My wife stumped me with this question. (She thinks I’m pretty smart, but always has to remind me of the time I put used motor oil in with the windshield washer fluid). The best I could answer is that the metal that dimes are made of is more valuable than that for pennies, so they don’t need to be bigger. But that doesn’t answer anything, you could still make the dime larger by “filling” with cheaper material.
Back in the old days, coins were not adulterated with base metals. A dime contained ten cents worth of silver, and a penny contained one cent’s worth of copper. The marks on the coins were not to designate them as “money tokens” as it were, but were rather the guarrantee by the government that the coin was indeed worth that much.
The populace would have been up in arms if anyone tried to debase the currency.
As to why they are still the sizes they are, inertia is a powerful force.
A side issue to this question is: “Why do those damned Canadians always have to copy our money?”. Living, in Massachusetts, I often get Canadian money as change. I do not even notice until I try to use it in a vending machine and find out that I have a pocket full of worthless swill.
None of the coins “need” to be bigger, because modern money isn’t worth the metal (or paper) it’s stamped into (or printed on).

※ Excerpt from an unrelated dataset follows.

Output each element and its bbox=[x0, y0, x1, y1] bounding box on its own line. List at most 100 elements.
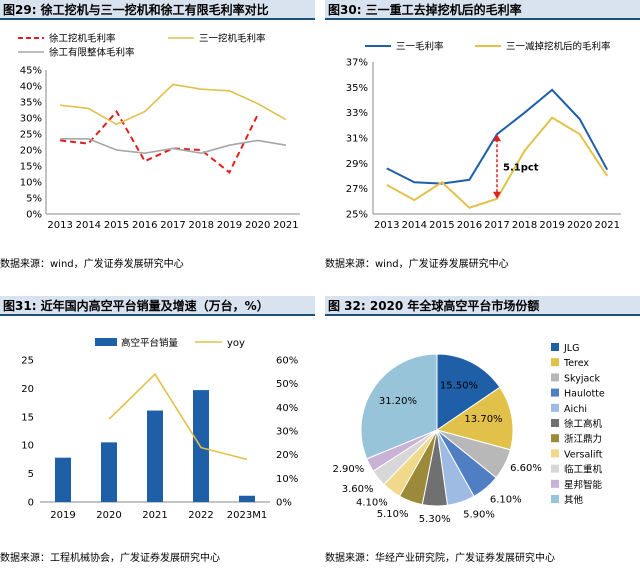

The only reason a dime is worth 1/10 of a dollar is that the government says so. All the coins are made of base metals. There’s no silver or gold in any of them anymore. The penny isn’t even made of solid copper. It’s copper-clad (and a very thin cladding it is) zinc.
This is the era of fiat money. The dollar isn’t tied to gold anymore, and the coins are not intrinsically valuable.

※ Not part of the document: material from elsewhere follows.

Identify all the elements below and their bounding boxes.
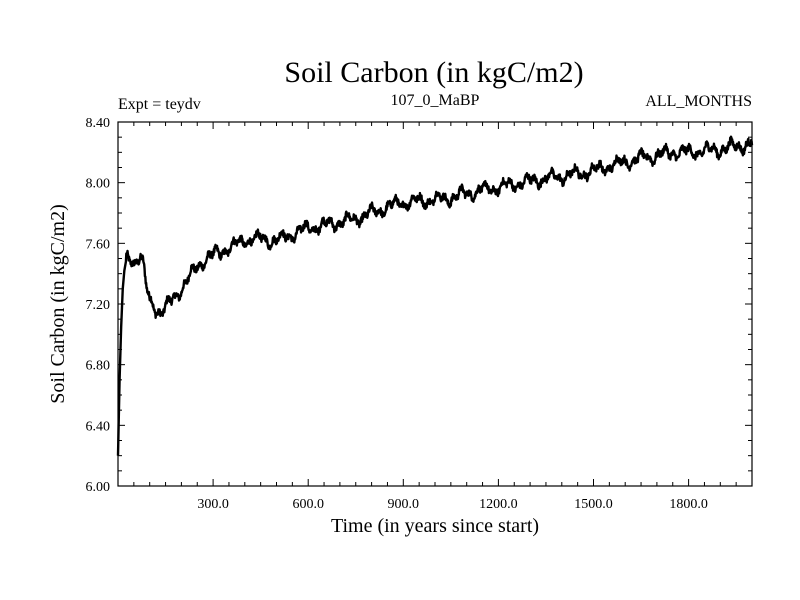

Well, it’s worth something in Canada. Why not save it and come up to see us sometime so you can use it?
Actually, Canadian and US coins are the same size for the reason cited above–because they contained X cents’ worth of copper or silver or nickel.
For a long time–up until the last 25 years or so–the Canadian and US dollars were worth about the same. They fluctuated separately, of course, but were always within a few cents of each other. (Heck, I can remember when the Canadian dollar was worth US$1.05. Today, the Canadian dollar is worth US$0.65 or so.) But when the dollars are worth about the same, ten cents’ worth of silver is going to be the same amount of metal. So–the same size coins.